In 2004’s “Before Sunset,” the pair meet up in Paris in their early 30s. Celine has come to Jesse’s book signing, and the pair walk around Paris, talking about their lives, the roads taken and not taken. Both are unhappy, both feel that connection rekindling. The movie ends in Celine’s apartment, Celine charming the socks off Jesse, Jesse about to miss his flight back to his wife and son. We don’t know if they actually get together. But hope they would.
So, should we have left it there? By “Before Sunset, I and a lot of other fans became deeply invested in the love story of Jesse and Celine, in the notion that a connection that can change your life could always be just around the corner. Sure, there’s an element of romantic fantasy to that, but is that so bad?
In 2013, now comes “Before Midnight,” which definitively answers the question posed at the end of “Before Sunset.” Yes, they did get together. They didn’t get married, but Jesse left his wife, moved to Paris, and the couple had twin girls. In the first five minutes of “Midnight,” it looks like the best possible outcome of the options floating in our minds at the end of “Sunset.”
Except Linklater, Delpy and Hawke have something different in mind for “Midnight,” something of a bait-and-switch for fans of the series. The first hour of the movie is still based heavily on conversation, on long takes of Jesse and Celine talking about their lives to each other. (Although, they hardly ever talk about their daughters, which is so strange as to be significant.) But the similarity to the first two movies is deceptive — you notice that the conversation is a little more strained than before, with an undercurrent of sourness and disagreement. Jesse has to work harder to charm Celine, using silly voices or ironic come-ons. The film even makes clear that this is the first time in a while they’ve had lengthy conversations like this. Celine resents that she had to downshift her career when the girls were born, and it sets her off when Jesse raises the possibility of moving to Chicago to be nearer his son.
And then the film takes all the romantic projection and goodwill built up over two-and-a-half movies and sandbags us with the last half hour, which is an on-screen marital fight as brutal and unrelenting as we’ve seen. All the tensions simmering during the film come boiling up to the surface, and we see the most unpleasant sides of Jesse and Celine on full display.
It’s just awful to watch, like watching your parents fight. We learn things about the couple we never wanted to know. After giving us such a romantic, lofty view of life in the first two movies, “Midnight” brings us crashing down to earth. Love is hard, and just gets harder over time, the movie tells us. The dream can’t last.
I think it’s the final scene, the supposed reconciliation between the two on the dock, that’s even harder on the notion of romantic idealism. Jesse wins over a begrudging Celine, at least temporarily, with a goofy story about being a time traveler from the future, telling her that they’ll get past this and everything will be fine someday. It’s a perfect bookend to the time-travel tale he told her on the train at the beginning of the first movie. Then, it seemed like a clever way to think about fate and chance.

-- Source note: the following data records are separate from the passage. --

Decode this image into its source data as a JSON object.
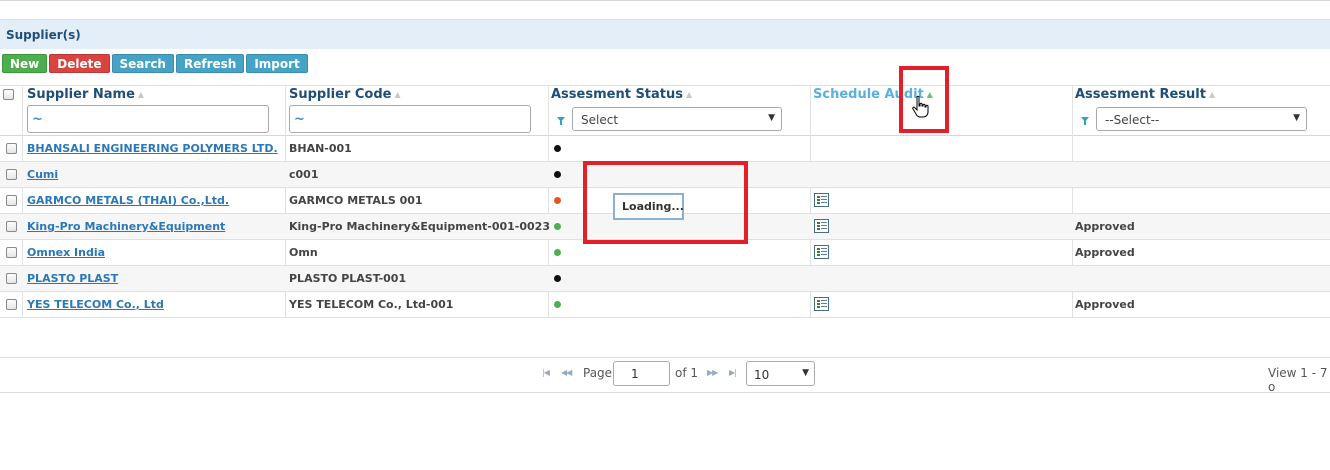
{
  "grid": {
    "caption": "Supplier(s)",
    "toolbar": {
      "new_label": "New",
      "delete_label": "Delete",
      "search_label": "Search",
      "refresh_label": "Refresh",
      "import_label": "Import"
    },
    "columns": {
      "supplier_name": "Supplier Name",
      "supplier_code": "Supplier Code",
      "assessment_status": "Assesment Status",
      "schedule_audit": "Schedule Audit",
      "assessment_result": "Assesment Result"
    },
    "filters": {
      "supplier_name_value": "~",
      "supplier_code_value": "~",
      "status_select": "Select",
      "result_select": "--Select--"
    },
    "rows": [
      {
        "name": "BHANSALI ENGINEERING POLYMERS LTD.",
        "code": "BHAN-001",
        "status_color": "#111111",
        "audit_icon": false,
        "result": ""
      },
      {
        "name": "Cumi",
        "code": "c001",
        "status_color": "#111111",
        "audit_icon": false,
        "result": ""
      },
      {
        "name": "GARMCO METALS (THAI) Co.,Ltd.",
        "code": "GARMCO METALS 001",
        "status_color": "#e8541e",
        "audit_icon": true,
        "result": ""
      },
      {
        "name": "King-Pro Machinery&Equipment",
        "code": "King-Pro Machinery&Equipment-001-0023",
        "status_color": "#4cb050",
        "audit_icon": true,
        "result": "Approved"
      },
      {
        "name": "Omnex India",
        "code": "Omn",
        "status_color": "#4cb050",
        "audit_icon": true,
        "result": "Approved"
      },
      {
        "name": "PLASTO PLAST",
        "code": "PLASTO PLAST-001",
        "status_color": "#111111",
        "audit_icon": false,
        "result": ""
      },
      {
        "name": "YES TELECOM Co., Ltd",
        "code": "YES TELECOM Co., Ltd-001",
        "status_color": "#4cb050",
        "audit_icon": true,
        "result": "Approved"
      }
    ],
    "loading_text": "Loading...",
    "pager": {
      "page_label": "Page",
      "page_value": "1",
      "of_label": "of 1",
      "page_size": "10",
      "view_text": "View 1 - 7 o"
    }
  }
}
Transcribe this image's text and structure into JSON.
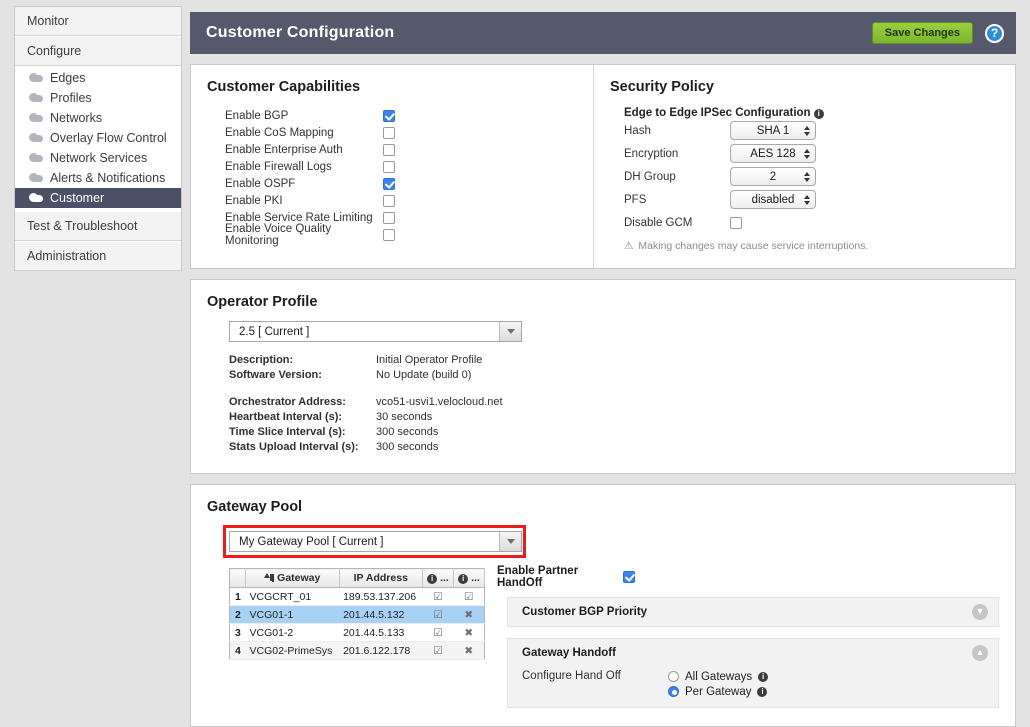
{
  "sidebar": {
    "sections": [
      {
        "label": "Monitor",
        "type": "section"
      },
      {
        "label": "Configure",
        "type": "section"
      }
    ],
    "configure_items": [
      {
        "label": "Edges",
        "active": false
      },
      {
        "label": "Profiles",
        "active": false
      },
      {
        "label": "Networks",
        "active": false
      },
      {
        "label": "Overlay Flow Control",
        "active": false
      },
      {
        "label": "Network Services",
        "active": false
      },
      {
        "label": "Alerts & Notifications",
        "active": false
      },
      {
        "label": "Customer",
        "active": true
      }
    ],
    "bottom_sections": [
      {
        "label": "Test & Troubleshoot"
      },
      {
        "label": "Administration"
      }
    ],
    "icon": "cloud-icon"
  },
  "header": {
    "title": "Customer Configuration",
    "save_label": "Save Changes",
    "help_label": "?",
    "bg_color": "#56596b",
    "save_color": "#8cc63f",
    "help_color": "#2b8ed6"
  },
  "capabilities": {
    "title": "Customer Capabilities",
    "items": [
      {
        "label": "Enable BGP",
        "checked": true
      },
      {
        "label": "Enable CoS Mapping",
        "checked": false
      },
      {
        "label": "Enable Enterprise Auth",
        "checked": false
      },
      {
        "label": "Enable Firewall Logs",
        "checked": false
      },
      {
        "label": "Enable OSPF",
        "checked": true
      },
      {
        "label": "Enable PKI",
        "checked": false
      },
      {
        "label": "Enable Service Rate Limiting",
        "checked": false
      },
      {
        "label": "Enable Voice Quality Monitoring",
        "checked": false
      }
    ]
  },
  "security": {
    "title": "Security Policy",
    "subtitle": "Edge to Edge IPSec Configuration",
    "fields": [
      {
        "label": "Hash",
        "value": "SHA 1"
      },
      {
        "label": "Encryption",
        "value": "AES 128"
      },
      {
        "label": "DH Group",
        "value": "2"
      },
      {
        "label": "PFS",
        "value": "disabled"
      }
    ],
    "disable_gcm": {
      "label": "Disable GCM",
      "checked": false
    },
    "warning": "Making changes may cause service interruptions."
  },
  "operator_profile": {
    "title": "Operator Profile",
    "selected": "2.5   [ Current ]",
    "details": [
      {
        "key": "Description:",
        "value": "Initial Operator Profile"
      },
      {
        "key": "Software Version:",
        "value": "No Update (build 0)"
      }
    ],
    "details2": [
      {
        "key": "Orchestrator Address:",
        "value": "vco51-usvi1.velocloud.net"
      },
      {
        "key": "Heartbeat Interval (s):",
        "value": "30 seconds"
      },
      {
        "key": "Time Slice Interval (s):",
        "value": "300 seconds"
      },
      {
        "key": "Stats Upload Interval (s):",
        "value": "300 seconds"
      }
    ]
  },
  "gateway_pool": {
    "title": "Gateway Pool",
    "selected": "My Gateway Pool   [ Current ]",
    "highlight_color": "#ee1b1b",
    "table": {
      "columns": [
        "",
        "Gateway",
        "IP Address",
        "",
        ""
      ],
      "sort_column": "Gateway",
      "col_icon_1": "info-icon",
      "col_icon_2": "info-icon",
      "col_ellipsis": "...",
      "rows": [
        {
          "num": "1",
          "gateway": "VCGCRT_01",
          "ip": "189.53.137.206",
          "c1": "☑",
          "c2": "☑",
          "selected": false
        },
        {
          "num": "2",
          "gateway": "VCG01-1",
          "ip": "201.44.5.132",
          "c1": "☑",
          "c2": "✖",
          "selected": true
        },
        {
          "num": "3",
          "gateway": "VCG01-2",
          "ip": "201.44.5.133",
          "c1": "☑",
          "c2": "✖",
          "selected": false
        },
        {
          "num": "4",
          "gateway": "VCG02-PrimeSys",
          "ip": "201.6.122.178",
          "c1": "☑",
          "c2": "✖",
          "selected": false
        }
      ]
    },
    "partner_handoff": {
      "label": "Enable Partner HandOff",
      "checked": true
    },
    "bgp_priority": {
      "label": "Customer BGP Priority",
      "collapsed": true,
      "chevron": "chevron-double-down-icon"
    },
    "gateway_handoff": {
      "label": "Gateway Handoff",
      "collapsed": false,
      "chevron": "chevron-double-up-icon",
      "config_label": "Configure Hand Off",
      "options": [
        {
          "label": "All Gateways",
          "selected": false
        },
        {
          "label": "Per Gateway",
          "selected": true
        }
      ]
    }
  }
}
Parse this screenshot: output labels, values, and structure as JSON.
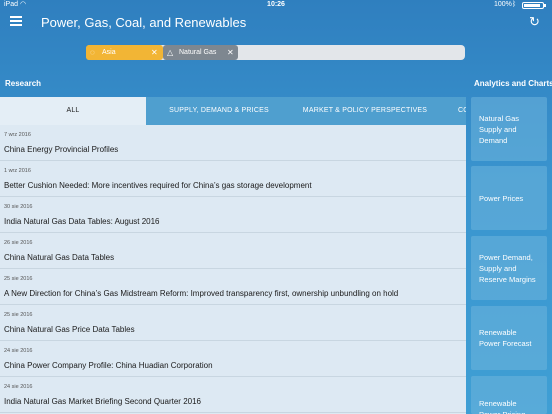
{
  "status": {
    "carrier": "iPad",
    "time": "10:26",
    "battery": "100%"
  },
  "header": {
    "title": "Power, Gas, Coal, and Renewables"
  },
  "filters": [
    {
      "label": "Asia",
      "icon": "globe-icon",
      "color": "#f2b535"
    },
    {
      "label": "Natural Gas",
      "icon": "warning-icon",
      "color": "#7e8790"
    }
  ],
  "research": {
    "label": "Research",
    "tabs": [
      "ALL",
      "SUPPLY, DEMAND & PRICES",
      "MARKET & POLICY PERSPECTIVES",
      "CO"
    ],
    "items": [
      {
        "date": "7 wrz 2016",
        "title": "China Energy Provincial Profiles"
      },
      {
        "date": "1 wrz 2016",
        "title": "Better Cushion Needed: More incentives required for China’s gas storage development"
      },
      {
        "date": "30 sie 2016",
        "title": "India Natural Gas Data Tables: August 2016"
      },
      {
        "date": "26 sie 2016",
        "title": "China Natural Gas Data Tables"
      },
      {
        "date": "25 sie 2016",
        "title": "A New Direction for China’s Gas Midstream Reform: Improved transparency first, ownership unbundling on hold"
      },
      {
        "date": "25 sie 2016",
        "title": "China Natural Gas Price Data Tables"
      },
      {
        "date": "24 sie 2016",
        "title": "China Power Company Profile: China Huadian Corporation"
      },
      {
        "date": "24 sie 2016",
        "title": "India Natural Gas Market Briefing Second Quarter 2016"
      }
    ]
  },
  "analytics": {
    "label": "Analytics and Charts",
    "cards": [
      "Natural Gas Supply and Demand",
      "Power Prices",
      "Power Demand, Supply and Reserve Margins",
      "Renewable Power Forecast",
      "Renewable Power Pricing"
    ]
  }
}
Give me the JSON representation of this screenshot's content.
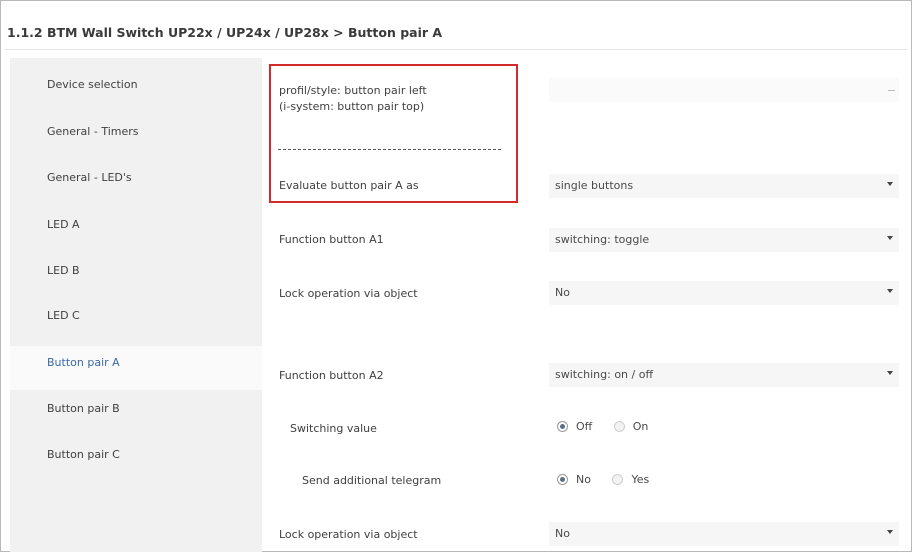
{
  "header": {
    "title": "1.1.2 BTM Wall Switch UP22x / UP24x / UP28x > Button pair A"
  },
  "sidebar": {
    "items": [
      {
        "label": "Device selection"
      },
      {
        "label": "General - Timers"
      },
      {
        "label": "General - LED's"
      },
      {
        "label": "LED A"
      },
      {
        "label": "LED B"
      },
      {
        "label": "LED C"
      },
      {
        "label": "Button pair A",
        "active": true
      },
      {
        "label": "Button pair B"
      },
      {
        "label": "Button pair C"
      }
    ]
  },
  "params": {
    "profile_label_line1": "profil/style: button pair left",
    "profile_label_line2": "(i-system: button pair top)",
    "profile_value": "",
    "evaluate_label": "Evaluate button pair A as",
    "evaluate_value": "single buttons",
    "func_a1_label": "Function button A1",
    "func_a1_value": "switching: toggle",
    "lock1_label": "Lock operation via object",
    "lock1_value": "No",
    "func_a2_label": "Function button A2",
    "func_a2_value": "switching: on / off",
    "switching_value_label": "Switching value",
    "switching_opt_off": "Off",
    "switching_opt_on": "On",
    "send_telegram_label": "Send additional telegram",
    "send_opt_no": "No",
    "send_opt_yes": "Yes",
    "lock2_label": "Lock operation via object",
    "lock2_value": "No"
  },
  "colors": {
    "highlight": "#d32a2a",
    "active_nav": "#3b6aa6",
    "sidebar_bg": "#f1f1f1"
  }
}
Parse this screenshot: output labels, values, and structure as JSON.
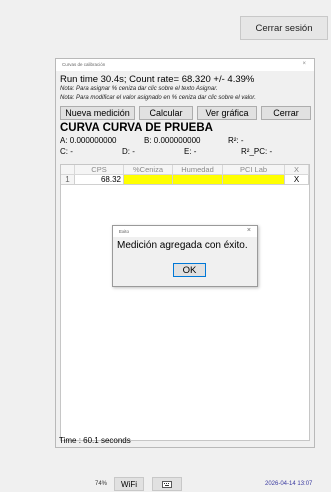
{
  "logout_button": "Cerrar sesión",
  "window": {
    "title": "Curvas de calibración",
    "close_glyph": "×",
    "run_line": "Run time 30.4s; Count rate= 68.320 +/- 4.39%",
    "note1": "Nota: Para asignar % ceniza dar clic sobre el texto Asignar.",
    "note2": "Nota: Para modificar el valor asignado en % ceniza dar clic sobre el valor.",
    "buttons": [
      "Nueva medición",
      "Calcular",
      "Ver gráfica",
      "Cerrar"
    ],
    "curve_header": "CURVA CURVA DE PRUEBA",
    "a_label": "A: 0.000000000",
    "b_label": "B: 0.000000000",
    "r2_label": "R²: -",
    "c_label": "C: -",
    "d_label": "D: -",
    "e_label": "E: -",
    "r2pc_label": "R²_PC: -",
    "table": {
      "columns": [
        "",
        "CPS",
        "%Ceniza",
        "Humedad",
        "PCI Lab",
        "X"
      ],
      "rows": [
        {
          "index": "1",
          "cps": "68.32",
          "ceniza": "",
          "humedad": "",
          "pci": "",
          "x": "X"
        }
      ]
    },
    "time_label": "Time : 60.1 seconds"
  },
  "dialog": {
    "title": "Exito",
    "close_glyph": "×",
    "message": "Medición agregada con éxito.",
    "ok_label": "OK"
  },
  "taskbar": {
    "battery": "74%",
    "wifi": "WiFi",
    "keyboard_icon": "keyboard-icon",
    "datetime": "2026-04-14 13:07"
  }
}
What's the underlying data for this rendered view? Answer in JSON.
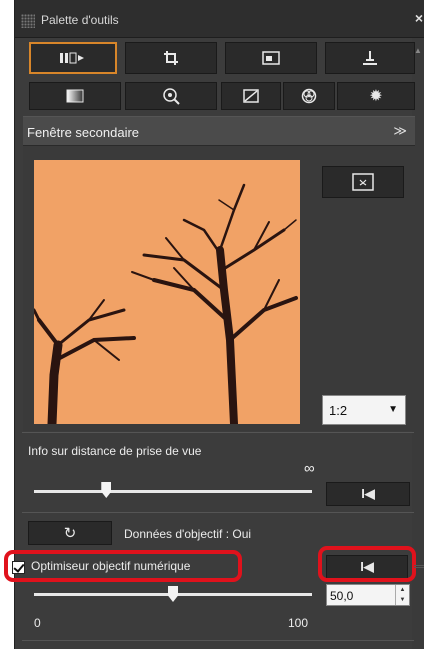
{
  "window": {
    "title": "Palette d'outils",
    "close_glyph": "×"
  },
  "tabs_row1": [
    {
      "icon": "basic-adjust-icon",
      "glyph": "▮▯▸",
      "active": true
    },
    {
      "icon": "crop-icon",
      "glyph": "⌗"
    },
    {
      "icon": "image-icon",
      "glyph": "▣"
    },
    {
      "icon": "stamp-icon",
      "glyph": "⊥"
    }
  ],
  "tabs_row2": [
    {
      "icon": "gradient-icon",
      "glyph": "◧"
    },
    {
      "icon": "lens-search-icon",
      "glyph": "⊕"
    },
    {
      "icon": "tone-curve-icon",
      "glyph": "◿"
    },
    {
      "icon": "color-wheel-icon",
      "glyph": "⊛"
    },
    {
      "icon": "settings-gear-icon",
      "glyph": "✹"
    }
  ],
  "section": {
    "title": "Fenêtre secondaire",
    "collapse_glyph": "≫"
  },
  "preview": {
    "zoom_value": "1:2",
    "zoom_arrow": "▼",
    "fit_glyph": "⊡"
  },
  "distance": {
    "label": "Info sur distance de prise de vue",
    "infinity": "∞",
    "slider_level": 0.26,
    "reset_glyph": "I◀"
  },
  "lens_data": {
    "refresh_glyph": "↻",
    "label": "Données d'objectif : Oui"
  },
  "optimizer": {
    "checkbox_label": "Optimiseur objectif numérique",
    "checked": true,
    "reset_glyph": "I◀",
    "slider_value": "50,0",
    "slider_level": 0.5,
    "min_label": "0",
    "max_label": "100"
  },
  "colors": {
    "panel_bg": "#3c3c3c",
    "active_tab_border": "#d8862a",
    "highlight_red": "#e0121c",
    "preview_sky": "#f0a065"
  }
}
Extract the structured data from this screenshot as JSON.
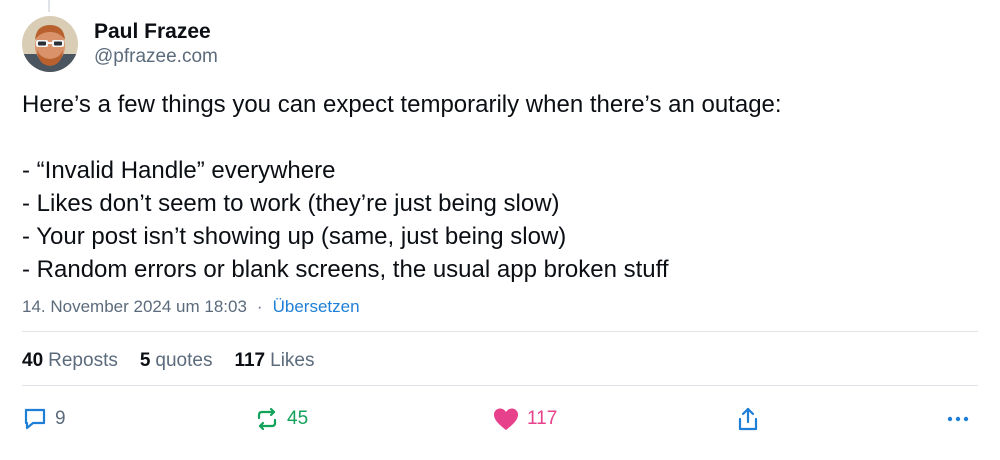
{
  "author": {
    "display_name": "Paul Frazee",
    "handle": "@pfrazee.com"
  },
  "post": {
    "lines": [
      "Here’s a few things you can expect temporarily when there’s an outage:",
      "",
      "- “Invalid Handle” everywhere",
      "- Likes don’t seem to work (they’re just being slow)",
      "- Your post isn’t showing up (same, just being slow)",
      "- Random errors or blank screens, the usual app broken stuff"
    ],
    "timestamp": "14. November 2024 um 18:03",
    "separator": "·",
    "translate_label": "Übersetzen"
  },
  "stats": {
    "reposts_count": "40",
    "reposts_label": "Reposts",
    "quotes_count": "5",
    "quotes_label": "quotes",
    "likes_count": "117",
    "likes_label": "Likes"
  },
  "actions": {
    "reply_count": "9",
    "repost_count": "45",
    "like_count": "117"
  },
  "colors": {
    "text": "#0b0f14",
    "muted": "#5b6b7c",
    "link": "#1f7fd6",
    "repost_active": "#13a25a",
    "like_active": "#e8418b",
    "divider": "#dfe3e8"
  },
  "icons": {
    "reply": "speech-bubble-icon",
    "repost": "repost-arrows-icon",
    "like": "heart-icon",
    "share": "share-icon",
    "more": "ellipsis-icon"
  }
}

Now, it just seems like a tired, desperate parlor trick, and Celine doesn’t so much play along as give in, because it’s easier than to resist. “Midnight” ends on an unresolved note as well. Only this time, instead of giving us a “maybe,” it gives us “maybe not.”
I think it’s going to take me a while to sort out my feelings about that. On the one hand, it’s a gutsy turn for the series to take, and it definitely has an impact. On the other hand, I don’t think I’m ready to embrace the cynicism of that turn, showing us that even one of Generation X’s great movie love affairs has to fall back to earth sometime.
It’s a great movie, to be sure, one I still think about weeks later. But part of me wishes we could have left it back in that Paris apartment in 2004, Delpy channeling Nina Simone while an enchanted Hawke watches, and all possibilities lay before them.
I loved this piece. I finally got to see Before Midnight last night and just reviewed it, but I hadn’t really considered it in these terms. It’s so heartbreaking to see their downturn that it’s damn near depressing. In terms of the story, it had to go this way, they couldn’t feed is a false notion of bliss but it is painful viewing at times.